In another mood, Nergui might have enjoyed the irony. Bakei had never been one to let the facts stand in the way of a career opportunity. He took every chance to talk up the terrorist threat, astutely applying phrases such as “homeland security” to ensure that any proposed response sat squarely within his remit.
It was a smart enough tactic. You create a perceived threat, and then make sure that you’re the only one with the capability to deal with it. Your colleagues defer to you because they don’t want to risk being proved wrong. And they’re quite happy for you to face the consequences if you are proved right. But that means, for the present, they have to let you take the credit for being courageous enough to face up to that possibility.
Nergui had never had any doubt about the minister’s courage, at least not in political matters. He struck while others were still wondering whether to risk picking up the knife. That was why everyone—especially Bakei himself—saw him as a future prime minister or even president.

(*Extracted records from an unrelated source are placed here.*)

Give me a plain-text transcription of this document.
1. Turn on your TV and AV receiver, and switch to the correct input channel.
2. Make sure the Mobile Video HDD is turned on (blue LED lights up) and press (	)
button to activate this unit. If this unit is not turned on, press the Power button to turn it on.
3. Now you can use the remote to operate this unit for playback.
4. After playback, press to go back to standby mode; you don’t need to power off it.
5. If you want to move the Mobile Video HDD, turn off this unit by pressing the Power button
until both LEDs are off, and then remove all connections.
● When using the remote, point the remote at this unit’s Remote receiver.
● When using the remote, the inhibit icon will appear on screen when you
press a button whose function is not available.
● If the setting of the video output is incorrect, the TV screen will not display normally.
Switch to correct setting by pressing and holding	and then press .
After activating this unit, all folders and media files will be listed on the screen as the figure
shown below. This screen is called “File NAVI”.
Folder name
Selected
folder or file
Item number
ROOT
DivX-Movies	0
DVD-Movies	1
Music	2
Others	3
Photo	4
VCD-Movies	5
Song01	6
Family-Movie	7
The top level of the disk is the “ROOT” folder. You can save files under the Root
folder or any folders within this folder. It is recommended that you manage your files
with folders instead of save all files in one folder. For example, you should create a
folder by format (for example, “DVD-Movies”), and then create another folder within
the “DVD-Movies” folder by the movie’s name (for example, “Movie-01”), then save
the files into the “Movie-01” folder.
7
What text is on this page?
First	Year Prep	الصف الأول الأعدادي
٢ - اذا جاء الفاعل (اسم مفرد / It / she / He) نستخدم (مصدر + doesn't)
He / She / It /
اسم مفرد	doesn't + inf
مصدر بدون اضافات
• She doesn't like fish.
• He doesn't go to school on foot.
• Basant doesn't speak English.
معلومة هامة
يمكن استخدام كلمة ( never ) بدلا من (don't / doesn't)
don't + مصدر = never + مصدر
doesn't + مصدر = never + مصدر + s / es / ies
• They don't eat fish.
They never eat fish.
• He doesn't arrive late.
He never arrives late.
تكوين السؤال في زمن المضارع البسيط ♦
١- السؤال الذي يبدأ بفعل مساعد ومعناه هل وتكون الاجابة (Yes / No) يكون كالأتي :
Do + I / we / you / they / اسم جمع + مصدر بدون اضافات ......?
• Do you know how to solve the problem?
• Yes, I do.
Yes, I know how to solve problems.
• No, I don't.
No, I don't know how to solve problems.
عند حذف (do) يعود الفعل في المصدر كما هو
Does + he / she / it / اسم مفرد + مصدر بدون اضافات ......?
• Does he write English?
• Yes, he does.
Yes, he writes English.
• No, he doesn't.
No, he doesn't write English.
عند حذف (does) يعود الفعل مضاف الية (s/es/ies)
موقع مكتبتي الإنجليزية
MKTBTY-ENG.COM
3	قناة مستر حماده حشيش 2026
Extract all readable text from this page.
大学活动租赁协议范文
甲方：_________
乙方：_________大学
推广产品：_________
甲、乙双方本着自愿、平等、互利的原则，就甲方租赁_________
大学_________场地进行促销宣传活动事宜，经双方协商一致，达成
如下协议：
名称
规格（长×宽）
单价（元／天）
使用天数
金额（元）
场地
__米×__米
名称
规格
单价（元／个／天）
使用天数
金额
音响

In any case, Nergui had no doubt that if anything did go wrong, it would not be Bakei who took responsibility. It was no accident that over the last year or so the minister had assiduously built up Nergui’s public profile alongside his own. By raising Nergui’s profile, the minister gained a ready-made scapegoat. If things went wrong, it would be Nergui’s neck on the block.
The thought didn’t particularly trouble Nergui; there were more important things to worry about than political machinations. And clever as Bakei was, Nergui thought he was probably smart enough to keep at least half a step ahead.